Рассчитывая, что эти люди будут приятнее Абаю, Кокпай не преминул упомянуть, что и служилая интеллигенция — зиялы — также примыкают к духовным отцам и торговцам в одном общем для них деле. Двое из них — степенные пожилые люди, известные в народе толмачи, уже успевшие построить себе в городе приличные дома. А уж другие — это настоящие зиялы, передовые, просвещенные люди, получившие образование в Петербурге или в Москве. Иные из них и сейчас учатся: иные из них потомки ханов и высоких чиновников, дети «известных семей», «выходцы из верхушки рода Суюндик», «сыны прославленных родов Каракесек», «из знаменитого гнезда Токал-Аргына», или «из сильных аулов Наймана». Сев на своего конька, Кокпай неудержимо помчался вперед, до небес превознося ханов, султанов и тюре.
По просьбе Абая Кокпай принялся именовать всех постоянно живущих в городе и находящихся здесь проездом интеллигентов, которые, оказывается, тоже никак не могли обойтись без Абая. Первым Кокпай назвал крупного чиновника-тюре Азимхана Жабайханова. За ним некоего Сакпына Сакпаева, обучающегося в Петербурге «по адвокатской части». Потом Башира Баспакова, собирающегося стать ветеринаром, большого барина Кадыра Нуржанова, а также и хорошо известных Абаю, ныне вышедших в люди Сарманова, Самалбека, Данияра.
В конце концов Абай и действительно заинтересовался, как и на чем могли сойтись правоверные служители аллаха с образованными по-русски казахскими чиновниками из царских канцелярий. Кокпай умышленно тянул, не очень-то распространяясь на этот счет, а лишь добавляя все новые и новые имена. Все эти люди, вместе взятые и каждый из них в отдельности, будто бы имеют намерение лично говорить с Абаем с глазу на глаз. Он же, Кокпай, выполняет лишь скромное поручение — узнать мнение Абая и сообщить имамам этой стороны — Ашим-ходже и Ахметжан-хазрету — о готовности его присоединить свой голос к голосам упомянутых знатных людей.
А в чем же высокая цель, всех праверных вкупе объединяющая? Цель эта в создании единого всероссийского религиозного центра «муфтията», подчиняющегося муфтию, который станет верховным пастырем всех мусульман города; мало этого— всей Семипалатинской области, и— более того— всего казахского народа, якобы неотложно в этом нуждающегося.
Признавая муфтия своим главою, ему должны также подчиниться все приверженцы ислама в Казани, Уфе, Оренбурге, Троицке, Омске. Таким образом, «тридцатимиллионное мусульманское население Российской империи, братья и сестры в истинной вере, станут еще ближе друг другу, сплотятся в единую семью».

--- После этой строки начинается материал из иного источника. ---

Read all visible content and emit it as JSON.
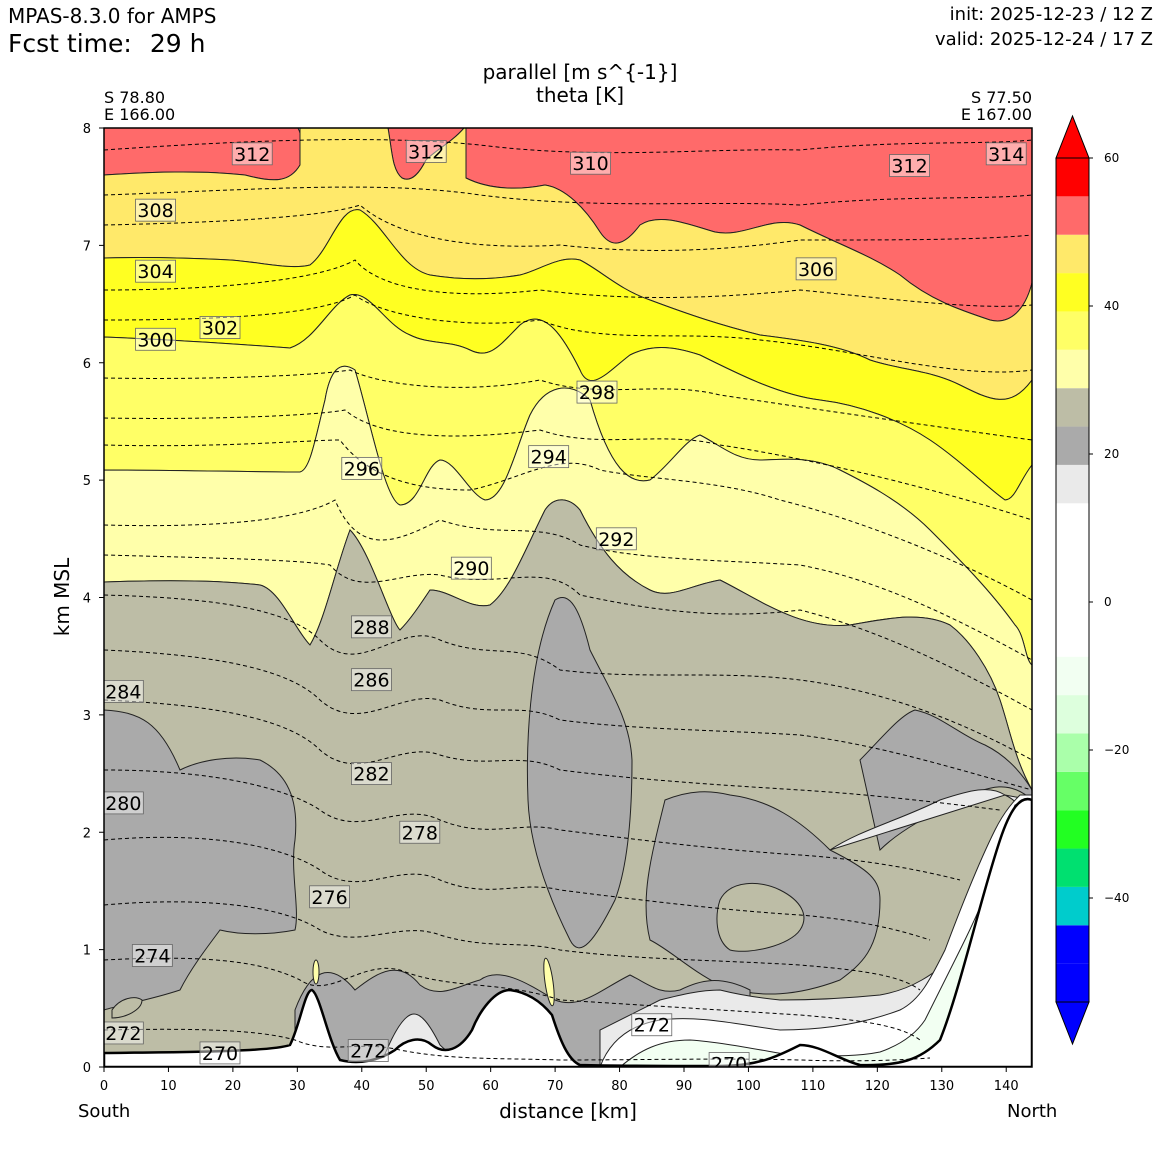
{
  "header": {
    "model": "MPAS-8.3.0 for AMPS",
    "fcst_label": "Fcst time:",
    "fcst_value": "29 h",
    "init": "init: 2025-12-23 / 12 Z",
    "valid": "valid: 2025-12-24 / 17 Z"
  },
  "cross_section": {
    "start_lat": "S 78.80",
    "start_lon": "E 166.00",
    "end_lat": "S 77.50",
    "end_lon": "E 167.00",
    "start_dir": "South",
    "end_dir": "North"
  },
  "chart_data": {
    "type": "heatmap",
    "title_fill": "parallel [m s^{-1}]",
    "title_contour": "theta [K]",
    "xlabel": "distance [km]",
    "ylabel": "km MSL",
    "xlim": [
      0,
      144
    ],
    "ylim": [
      0,
      8
    ],
    "xticks": [
      0,
      10,
      20,
      30,
      40,
      50,
      60,
      70,
      80,
      90,
      100,
      110,
      120,
      130,
      140
    ],
    "yticks": [
      0,
      1,
      2,
      3,
      4,
      5,
      6,
      7,
      8
    ],
    "colorbar": {
      "range": [
        -55,
        55
      ],
      "ticks": [
        60,
        40,
        20,
        0,
        -20,
        -40
      ],
      "levels": [
        -55,
        -50,
        -45,
        -40,
        -35,
        -30,
        -25,
        -20,
        -15,
        -10,
        -5,
        0,
        5,
        10,
        15,
        20,
        25,
        30,
        35,
        40,
        45,
        50,
        55
      ],
      "colors": [
        "#0000ff",
        "#0000ff",
        "#00cccc",
        "#00e070",
        "#22ff22",
        "#66ff66",
        "#aaffaa",
        "#ddffdd",
        "#f2fff2",
        "#ffffff",
        "#ffffff",
        "#ffffff",
        "#ffffff",
        "#eaeaea",
        "#aaaaaa",
        "#bdbda6",
        "#ffffaa",
        "#ffff66",
        "#ffff22",
        "#ffe96a",
        "#ff6a6a",
        "#ff0000"
      ],
      "under_color": "#0000ff",
      "over_color": "#ff0000"
    },
    "fill_bands": [
      {
        "label": "40 to 50",
        "color": "#ff6a6a"
      },
      {
        "label": "35 to 40",
        "color": "#ffe96a"
      },
      {
        "label": "30 to 35",
        "color": "#ffff22"
      },
      {
        "label": "25 to 30",
        "color": "#ffff66"
      },
      {
        "label": "20 to 25",
        "color": "#ffffaa"
      },
      {
        "label": "15 to 20",
        "color": "#bdbda6"
      },
      {
        "label": "10 to 15",
        "color": "#aaaaaa"
      },
      {
        "label": "5 to 10",
        "color": "#eaeaea"
      },
      {
        "label": "-5 to 5",
        "color": "#ffffff"
      },
      {
        "label": "-10 to -5",
        "color": "#f2fff2"
      }
    ],
    "theta_contour_labels": [
      {
        "value": "312",
        "x": 23,
        "y": 7.78
      },
      {
        "value": "312",
        "x": 50,
        "y": 7.8
      },
      {
        "value": "310",
        "x": 75.5,
        "y": 7.7
      },
      {
        "value": "312",
        "x": 125,
        "y": 7.68
      },
      {
        "value": "314",
        "x": 140,
        "y": 7.78
      },
      {
        "value": "308",
        "x": 8,
        "y": 7.3
      },
      {
        "value": "306",
        "x": 110.5,
        "y": 6.8
      },
      {
        "value": "304",
        "x": 8,
        "y": 6.78
      },
      {
        "value": "302",
        "x": 18,
        "y": 6.3
      },
      {
        "value": "300",
        "x": 8,
        "y": 6.2
      },
      {
        "value": "298",
        "x": 76.5,
        "y": 5.75
      },
      {
        "value": "296",
        "x": 40,
        "y": 5.1
      },
      {
        "value": "294",
        "x": 69,
        "y": 5.2
      },
      {
        "value": "292",
        "x": 79.5,
        "y": 4.5
      },
      {
        "value": "290",
        "x": 57,
        "y": 4.25
      },
      {
        "value": "288",
        "x": 41.5,
        "y": 3.75
      },
      {
        "value": "286",
        "x": 41.5,
        "y": 3.3
      },
      {
        "value": "284",
        "x": 3,
        "y": 3.2
      },
      {
        "value": "282",
        "x": 41.5,
        "y": 2.5
      },
      {
        "value": "280",
        "x": 3,
        "y": 2.25
      },
      {
        "value": "278",
        "x": 49,
        "y": 2.0
      },
      {
        "value": "276",
        "x": 35,
        "y": 1.45
      },
      {
        "value": "274",
        "x": 7.5,
        "y": 0.95
      },
      {
        "value": "272",
        "x": 3,
        "y": 0.29
      },
      {
        "value": "270",
        "x": 18,
        "y": 0.12
      },
      {
        "value": "272",
        "x": 41,
        "y": 0.14
      },
      {
        "value": "272",
        "x": 85,
        "y": 0.36
      },
      {
        "value": "270",
        "x": 97,
        "y": 0.03
      }
    ]
  }
}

В Стамбуле, стране халифата, находится духовный оплот всех правоверных — Шейх-уль-Ислам. К нему должно присоединить и российскую мусульманскую общину. Вопрос этот поднят группой недавно побывавших в Мекке и Медине хаджи татарской, казахской и всяких иных национальностей, в России живущих. Из Семипалатинска в этом сговоре участвовали Габдураззак-хаджи, богач Икрам, а от казахов — Ахметжан-хазрет и бай Бахия-хаджи. Они дали слово от имени правоверных города всемерно добиваться того, чтобы в России был единый вероучитель — святой муфтий, для чего и просили соизволения «белого царя» и его сената на свободные общемусульманские выборы духовного наставника.
А российский царь потребовал собрать петиции и приговоры, от всех мусульманских народов Российской империи в том, что они действительно желают избрать себе муфтия и подчиняться ему. «Вот откуда идет начало всех начал. Вот где зарождается луч надежды для всех мусульман! К этому святому делу должны присоединиться лучшие люди казахского народа! Нужно всеми силами помогать его осуществлению, идти в народ, разъяснять и добиваться того, чтобы все казахи города и степи дали свои подписи под приговором». Ввиду того что Абай пользуется славой и уважением у всех казахов, почтенные хаджи и просят его помощи, возлагая на него большие надежды.
Сообщая все эти подробности, Кокпай не спускал испытующих глаз с Абая, в свою очередь пристально смотревшего на него. Как только Кокпай окончил свою пространную речь, Абай велел Баймагамбету запрягать, а сам, тяжело поднявшись с места, принялся одеваться.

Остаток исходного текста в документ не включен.